Anisotropic filtering
In 3D computer graphics, anisotropic filtering (abbreviated AF) is a method of enhancing the image quality of textures on surfaces that are far away and at high angles with respect to the camera so the projection of the texture (not the polygon or other primitive it is rendered on) appears like a trapezoid instead of a square. Like bilinear and trilinear filtering it eliminates aliasing effects, but introduces less blur at extreme angles and thus preserves more detail. Anisotropic filtering is relatively expensive (usually computationally, though the standard space-time tradeoff rules apply) and has only in the '90s become a standard feature of consumer-level graphics cards.
From here on in, it is assumed the reader is familiar with mip mapping.
If we were to explore an approximation to anisotropic filtering, mip mapping, we can understand how anisotropic filtering gains so much texture mapping quality. If we need to texture a horizontal plane which is at an oblique angle to the camera, traditional linear minification would give us insufficient horizontal resolution and extraneous vertical resolution. The texture would appear to be 'striped' (undersampled) parallel to the plane's axis of rotation due to the isotropic minification being used and would shimmer (oversampled) perpendicular to the plane's axis of rotation.
In mip mapping, a mip level smaller than the surface being mapped is always used and a linear magnification fits it to the surface. This avoids pixel shimmer. In mip mapping, the mip level is anisotropic, so a 256x256 texture may be downsized to a 128x64 bitmap, which doubles its horizontal resolution. Thus when the texture is applied, it appears consistent with the camera to plane angle.

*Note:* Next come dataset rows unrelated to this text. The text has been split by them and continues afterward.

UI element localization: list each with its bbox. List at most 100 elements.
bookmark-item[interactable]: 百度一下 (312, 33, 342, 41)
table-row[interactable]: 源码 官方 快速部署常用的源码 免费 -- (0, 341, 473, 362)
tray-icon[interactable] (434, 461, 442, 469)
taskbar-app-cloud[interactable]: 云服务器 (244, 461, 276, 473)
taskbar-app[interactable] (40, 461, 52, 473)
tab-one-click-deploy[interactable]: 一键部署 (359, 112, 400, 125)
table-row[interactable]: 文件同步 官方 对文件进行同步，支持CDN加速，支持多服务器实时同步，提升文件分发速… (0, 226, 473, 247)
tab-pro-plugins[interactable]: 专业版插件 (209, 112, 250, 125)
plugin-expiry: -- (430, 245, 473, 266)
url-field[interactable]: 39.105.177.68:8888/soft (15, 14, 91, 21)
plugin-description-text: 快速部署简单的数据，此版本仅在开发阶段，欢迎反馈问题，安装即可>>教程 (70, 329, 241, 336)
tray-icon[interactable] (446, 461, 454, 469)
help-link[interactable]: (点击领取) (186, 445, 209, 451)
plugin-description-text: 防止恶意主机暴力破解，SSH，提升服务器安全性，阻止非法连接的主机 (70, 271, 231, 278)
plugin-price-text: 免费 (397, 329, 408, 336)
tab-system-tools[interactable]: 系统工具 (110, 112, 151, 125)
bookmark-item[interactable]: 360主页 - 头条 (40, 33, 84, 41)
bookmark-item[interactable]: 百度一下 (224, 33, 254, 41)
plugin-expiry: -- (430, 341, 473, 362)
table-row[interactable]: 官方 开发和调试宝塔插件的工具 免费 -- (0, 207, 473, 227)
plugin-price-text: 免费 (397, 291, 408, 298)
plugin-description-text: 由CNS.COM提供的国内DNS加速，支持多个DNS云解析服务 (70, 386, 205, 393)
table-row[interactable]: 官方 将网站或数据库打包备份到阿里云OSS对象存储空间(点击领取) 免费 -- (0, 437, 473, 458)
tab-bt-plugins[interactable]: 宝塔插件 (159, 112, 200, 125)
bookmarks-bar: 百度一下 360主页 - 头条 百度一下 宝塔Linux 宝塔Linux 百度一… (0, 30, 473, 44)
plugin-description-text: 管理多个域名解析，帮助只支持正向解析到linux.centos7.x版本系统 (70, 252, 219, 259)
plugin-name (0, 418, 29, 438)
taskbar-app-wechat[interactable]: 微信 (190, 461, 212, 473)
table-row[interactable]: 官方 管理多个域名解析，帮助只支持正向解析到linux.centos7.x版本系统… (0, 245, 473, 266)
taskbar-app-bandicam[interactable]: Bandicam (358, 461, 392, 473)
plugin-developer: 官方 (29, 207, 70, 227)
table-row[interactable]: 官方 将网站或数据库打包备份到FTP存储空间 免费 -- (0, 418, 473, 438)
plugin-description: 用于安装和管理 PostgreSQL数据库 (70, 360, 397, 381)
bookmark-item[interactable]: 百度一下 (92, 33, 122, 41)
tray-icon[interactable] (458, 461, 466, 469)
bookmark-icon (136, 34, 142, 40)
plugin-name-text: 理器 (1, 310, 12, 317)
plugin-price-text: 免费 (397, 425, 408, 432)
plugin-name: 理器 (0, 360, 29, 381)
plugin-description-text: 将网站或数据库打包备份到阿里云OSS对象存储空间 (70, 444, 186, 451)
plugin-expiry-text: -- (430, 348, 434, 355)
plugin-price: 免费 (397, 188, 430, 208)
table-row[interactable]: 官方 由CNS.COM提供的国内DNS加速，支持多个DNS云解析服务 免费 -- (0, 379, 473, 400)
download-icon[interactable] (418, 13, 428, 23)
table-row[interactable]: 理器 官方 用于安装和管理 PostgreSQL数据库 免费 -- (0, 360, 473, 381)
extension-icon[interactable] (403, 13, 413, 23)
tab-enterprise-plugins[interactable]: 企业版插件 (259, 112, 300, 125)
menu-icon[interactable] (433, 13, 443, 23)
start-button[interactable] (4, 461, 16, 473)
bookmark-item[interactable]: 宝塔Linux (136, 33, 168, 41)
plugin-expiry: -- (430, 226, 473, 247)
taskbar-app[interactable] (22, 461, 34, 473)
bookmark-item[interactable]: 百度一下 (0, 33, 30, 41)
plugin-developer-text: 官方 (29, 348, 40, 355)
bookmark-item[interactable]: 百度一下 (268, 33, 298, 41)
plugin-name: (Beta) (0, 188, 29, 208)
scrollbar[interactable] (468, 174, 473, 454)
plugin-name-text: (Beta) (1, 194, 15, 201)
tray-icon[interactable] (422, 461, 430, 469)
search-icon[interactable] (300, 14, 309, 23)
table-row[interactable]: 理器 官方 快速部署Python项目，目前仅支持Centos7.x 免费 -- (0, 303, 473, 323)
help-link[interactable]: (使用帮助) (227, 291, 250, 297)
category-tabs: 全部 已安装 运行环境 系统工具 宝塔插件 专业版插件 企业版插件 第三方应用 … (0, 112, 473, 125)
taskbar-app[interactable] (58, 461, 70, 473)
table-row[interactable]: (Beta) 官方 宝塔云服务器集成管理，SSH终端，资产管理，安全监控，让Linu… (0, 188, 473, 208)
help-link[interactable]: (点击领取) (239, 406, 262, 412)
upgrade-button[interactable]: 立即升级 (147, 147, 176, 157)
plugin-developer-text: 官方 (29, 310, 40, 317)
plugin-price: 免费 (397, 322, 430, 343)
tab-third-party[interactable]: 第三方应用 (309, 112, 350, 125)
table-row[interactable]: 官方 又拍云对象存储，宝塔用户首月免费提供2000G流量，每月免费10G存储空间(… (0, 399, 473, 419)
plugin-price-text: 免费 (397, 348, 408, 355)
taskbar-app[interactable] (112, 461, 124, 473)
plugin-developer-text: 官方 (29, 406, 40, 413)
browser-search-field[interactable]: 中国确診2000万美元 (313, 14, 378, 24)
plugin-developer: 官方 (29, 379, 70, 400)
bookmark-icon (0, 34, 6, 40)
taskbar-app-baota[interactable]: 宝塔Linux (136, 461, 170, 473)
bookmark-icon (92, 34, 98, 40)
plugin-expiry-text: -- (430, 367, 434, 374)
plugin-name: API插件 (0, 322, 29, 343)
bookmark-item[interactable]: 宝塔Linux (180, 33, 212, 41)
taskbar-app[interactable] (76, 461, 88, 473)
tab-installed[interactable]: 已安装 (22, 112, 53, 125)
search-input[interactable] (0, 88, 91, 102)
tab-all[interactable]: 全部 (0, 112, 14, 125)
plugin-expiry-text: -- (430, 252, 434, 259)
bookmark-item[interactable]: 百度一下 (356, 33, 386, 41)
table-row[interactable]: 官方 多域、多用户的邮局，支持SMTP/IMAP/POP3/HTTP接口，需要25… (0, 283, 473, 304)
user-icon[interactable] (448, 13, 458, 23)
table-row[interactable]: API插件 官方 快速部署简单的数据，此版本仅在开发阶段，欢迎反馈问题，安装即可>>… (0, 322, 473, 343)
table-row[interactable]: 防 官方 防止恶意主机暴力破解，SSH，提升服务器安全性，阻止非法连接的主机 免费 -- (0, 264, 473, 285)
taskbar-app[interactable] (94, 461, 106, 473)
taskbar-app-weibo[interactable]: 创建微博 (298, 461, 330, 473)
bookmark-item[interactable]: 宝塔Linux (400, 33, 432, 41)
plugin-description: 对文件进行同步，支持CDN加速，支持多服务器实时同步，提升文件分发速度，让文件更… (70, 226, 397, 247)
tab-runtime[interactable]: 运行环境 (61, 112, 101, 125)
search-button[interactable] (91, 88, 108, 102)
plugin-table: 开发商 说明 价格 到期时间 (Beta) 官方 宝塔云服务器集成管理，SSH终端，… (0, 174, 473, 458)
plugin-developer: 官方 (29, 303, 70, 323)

This pre-generation of mip-maps has its own problems, as each mip level is only consistent to anisotropy at a single viewing angle and an actual anisotropic texture may have all four corners of the texture at arbitrary angles with respect to the two adjacent ones.
True anisotropic filtering generates the anisotropic texture maps on the fly on a per-pixel basis. When the texture is sampled, several pixels (samples) of the texture around the center point are taken, but on a sample grid skewed according to view perspective. The texture is 'pre-perspective corrected', so to speak. A more distant part of the texture will contribute fewer samples, a closer part of it will contribute more samples. Each sample must also be trilinear filtered (or bilinear) which adds more sampling to the process. Sixteen trilinear anisotropic samples will then require 128 samples from the stored texture, as trilinear filtering needs to take four samples from each mip level and then anisotropic sampling (at 16-tap) needs to take sixteen trilinear filtered samples.
This makes anisotropic filtering extremely bandwidth intensive. Each sample is four bytes (32 bits) so each anisotropic pixel has required 64 bytes from texture memory. A display can easily contain over a million pixels, so the hit on texture memory can get very high (tens to hundreds of gigabytes per second) very quickly.